When Snow Flower comes to stay with Lily overnight, the laotongs sleep in the same bed. This is the only time a married woman was allowed in bed without her husband. Indeed, in a life where all her choices have been made for her, a laotong relationship allows Lily to “make a choice for the purpose of emotional companionship and eternal fidelity.” Unlike their marriages, in their laotong relationship, there are “no concubines allowed.”
Snow Flower and the Secret Fan is the story of their lives together. This is Lily’s autobiography in her own voice, written at the age of eighty. Having outlived anyone she could embarrass or offend, she sets out to tell the truth of her life.
On Lily’s seventh birthday, her mother binds her feet. See describes this brutal procedure from Lily’s first person perspective, rendering the footbinding passages the most memorable in the book. Women in China endured footbinding for 1000 years. It was the only way they could insure marriage into a good family. Three-inch long, perfectly reshaped golden lilies were more important than a pretty face or figure, and were considered the most erotic part of a woman’s body.
Lily’s mother rolls Lily’s four small toes underneath her foot, binds them in place with strips of cloth, then sews the bindings tightly closed. Lily’s mother makes her walk several times a day until: “One day, as I made one of my trips across the room, I heard something crack. One of my toes had broken…everyone in the women’s chamber heard it. My mother’s eyes zeroed in on me. ‘Move! Progress is finally being made!’ Walking, my whole body trembled. By nightfall the eight toes that needed to break had broken, but I was still made to walk. I felt my broken toes under the weight of every step I took, for they were loose in my shoes.”
Lily’s broken bones take a long time to mend into their new shape, and it is in fact the shape of her feet which dictates her future. Snow Flower, Lily’s first and only true love, is rebellious at every opportunity. Her fate, seen through Lily’s eyes, is an odd mixture of emotional fulfillment and tragedy. Lily, keeping her head down and her nose out of trouble in virtually every situation, strives to be a perfect wife and mother. Almost too late she learns to incorporate a bit of Snow Flower’s obstinacy. Lily’s new rule, “Obey, obey, obey, then do what you want,” helps her envision the small ways she can make life better for herself and her family.

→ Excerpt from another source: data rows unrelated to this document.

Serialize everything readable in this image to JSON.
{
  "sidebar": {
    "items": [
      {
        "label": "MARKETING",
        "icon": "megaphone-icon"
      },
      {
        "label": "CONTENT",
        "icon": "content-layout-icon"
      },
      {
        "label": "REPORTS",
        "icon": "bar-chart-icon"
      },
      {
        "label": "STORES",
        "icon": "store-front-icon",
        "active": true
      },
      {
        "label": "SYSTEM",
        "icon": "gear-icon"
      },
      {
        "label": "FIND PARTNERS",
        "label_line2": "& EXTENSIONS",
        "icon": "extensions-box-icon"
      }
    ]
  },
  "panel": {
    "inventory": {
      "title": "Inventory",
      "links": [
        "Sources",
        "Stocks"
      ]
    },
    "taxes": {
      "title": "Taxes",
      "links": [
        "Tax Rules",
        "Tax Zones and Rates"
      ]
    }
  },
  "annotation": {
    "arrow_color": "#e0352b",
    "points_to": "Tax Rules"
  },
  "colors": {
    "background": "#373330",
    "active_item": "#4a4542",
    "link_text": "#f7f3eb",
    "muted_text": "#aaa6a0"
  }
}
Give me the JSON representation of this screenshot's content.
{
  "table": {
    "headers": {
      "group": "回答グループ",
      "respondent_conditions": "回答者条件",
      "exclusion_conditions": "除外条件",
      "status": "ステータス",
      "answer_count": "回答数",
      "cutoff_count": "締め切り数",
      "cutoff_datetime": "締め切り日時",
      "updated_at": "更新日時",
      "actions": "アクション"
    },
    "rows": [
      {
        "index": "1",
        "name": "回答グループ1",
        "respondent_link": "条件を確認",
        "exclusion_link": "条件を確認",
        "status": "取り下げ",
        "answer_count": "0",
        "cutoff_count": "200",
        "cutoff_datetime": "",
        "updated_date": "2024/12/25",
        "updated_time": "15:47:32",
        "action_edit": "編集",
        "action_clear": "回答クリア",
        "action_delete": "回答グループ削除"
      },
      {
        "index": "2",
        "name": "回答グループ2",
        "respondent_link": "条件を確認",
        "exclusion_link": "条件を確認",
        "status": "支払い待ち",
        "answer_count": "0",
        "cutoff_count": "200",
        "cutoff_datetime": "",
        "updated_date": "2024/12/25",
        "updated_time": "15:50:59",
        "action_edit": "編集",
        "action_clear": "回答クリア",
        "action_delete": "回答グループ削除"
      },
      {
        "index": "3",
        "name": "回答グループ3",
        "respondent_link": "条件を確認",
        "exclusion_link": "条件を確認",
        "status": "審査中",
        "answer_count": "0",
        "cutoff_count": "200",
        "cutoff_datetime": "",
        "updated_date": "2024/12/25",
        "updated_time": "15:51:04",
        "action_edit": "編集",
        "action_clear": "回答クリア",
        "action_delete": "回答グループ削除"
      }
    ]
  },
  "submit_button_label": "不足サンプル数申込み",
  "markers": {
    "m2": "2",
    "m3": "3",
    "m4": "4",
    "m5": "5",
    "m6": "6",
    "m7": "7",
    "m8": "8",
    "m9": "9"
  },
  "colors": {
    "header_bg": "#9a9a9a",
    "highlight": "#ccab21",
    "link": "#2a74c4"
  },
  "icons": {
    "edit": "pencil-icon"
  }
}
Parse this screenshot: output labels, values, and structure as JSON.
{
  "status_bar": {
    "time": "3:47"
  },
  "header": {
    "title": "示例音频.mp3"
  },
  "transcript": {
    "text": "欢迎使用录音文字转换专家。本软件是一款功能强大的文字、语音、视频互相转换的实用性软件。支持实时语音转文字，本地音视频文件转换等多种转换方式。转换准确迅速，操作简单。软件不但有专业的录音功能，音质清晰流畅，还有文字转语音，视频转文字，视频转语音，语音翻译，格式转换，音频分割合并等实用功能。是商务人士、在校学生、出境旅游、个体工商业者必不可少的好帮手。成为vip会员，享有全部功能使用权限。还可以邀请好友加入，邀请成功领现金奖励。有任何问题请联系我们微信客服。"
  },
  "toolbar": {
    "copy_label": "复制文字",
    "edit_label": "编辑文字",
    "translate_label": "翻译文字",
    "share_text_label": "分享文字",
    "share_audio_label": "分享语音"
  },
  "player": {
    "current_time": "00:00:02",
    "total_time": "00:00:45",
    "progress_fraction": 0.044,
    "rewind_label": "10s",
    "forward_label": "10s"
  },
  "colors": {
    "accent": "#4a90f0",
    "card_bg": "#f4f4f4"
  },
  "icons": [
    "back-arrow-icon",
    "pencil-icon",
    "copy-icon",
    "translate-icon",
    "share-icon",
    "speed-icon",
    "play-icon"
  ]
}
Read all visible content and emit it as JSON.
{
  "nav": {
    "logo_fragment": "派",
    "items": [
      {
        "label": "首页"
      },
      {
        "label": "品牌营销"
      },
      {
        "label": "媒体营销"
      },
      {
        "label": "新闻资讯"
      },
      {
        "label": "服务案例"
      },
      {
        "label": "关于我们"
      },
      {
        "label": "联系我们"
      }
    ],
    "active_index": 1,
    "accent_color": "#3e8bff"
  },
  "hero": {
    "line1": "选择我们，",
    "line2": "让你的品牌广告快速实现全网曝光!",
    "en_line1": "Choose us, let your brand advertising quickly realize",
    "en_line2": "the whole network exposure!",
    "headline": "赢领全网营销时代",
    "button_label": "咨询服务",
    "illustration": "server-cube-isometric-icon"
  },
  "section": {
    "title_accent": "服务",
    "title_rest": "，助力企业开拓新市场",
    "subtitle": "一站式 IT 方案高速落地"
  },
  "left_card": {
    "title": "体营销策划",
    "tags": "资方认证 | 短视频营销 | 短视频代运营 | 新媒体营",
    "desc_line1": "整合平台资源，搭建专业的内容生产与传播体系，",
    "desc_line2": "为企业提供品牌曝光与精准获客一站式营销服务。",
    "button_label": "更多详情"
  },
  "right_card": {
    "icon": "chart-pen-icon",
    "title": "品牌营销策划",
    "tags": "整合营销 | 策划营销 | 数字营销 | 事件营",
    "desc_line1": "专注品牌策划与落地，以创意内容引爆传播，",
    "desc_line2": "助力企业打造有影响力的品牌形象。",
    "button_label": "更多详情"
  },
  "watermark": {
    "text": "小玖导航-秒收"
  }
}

See is an exceptional writer, and the prose throughout the novel is consistent and first-rate. Her choice to tell the story entirely from Lily’s point of view is a brave one. While the reader enjoys an unprecedented level of access into the private life of a nineteenth-century Chinese woman, at the same time the view is highly limited. The majority of Lily’s life is spent upstairs in the Women’s Chamber. Thus, the men who control her life are all-powerful caricatures exterior to her female world. In addition, the reader never fully understands Snow Flower’s character, most likely because Lily does not comprehend the motivations of her lifelong friend. While the reader is impressed with See’s ability to speak so authentically in Lily’s voice, one finishes the book wishing the story of a relationship between two people would have included Snow Flower’s voice as well. Her constant rebellion, along with her heartbreaking fate, would have made for magnificent reading. Perhaps See will consider a sequel in the not too distant future.Ed. Note: Snow Flower and the Secret Fan just won the 2005 Southern California Booksellers Association Fiction Award.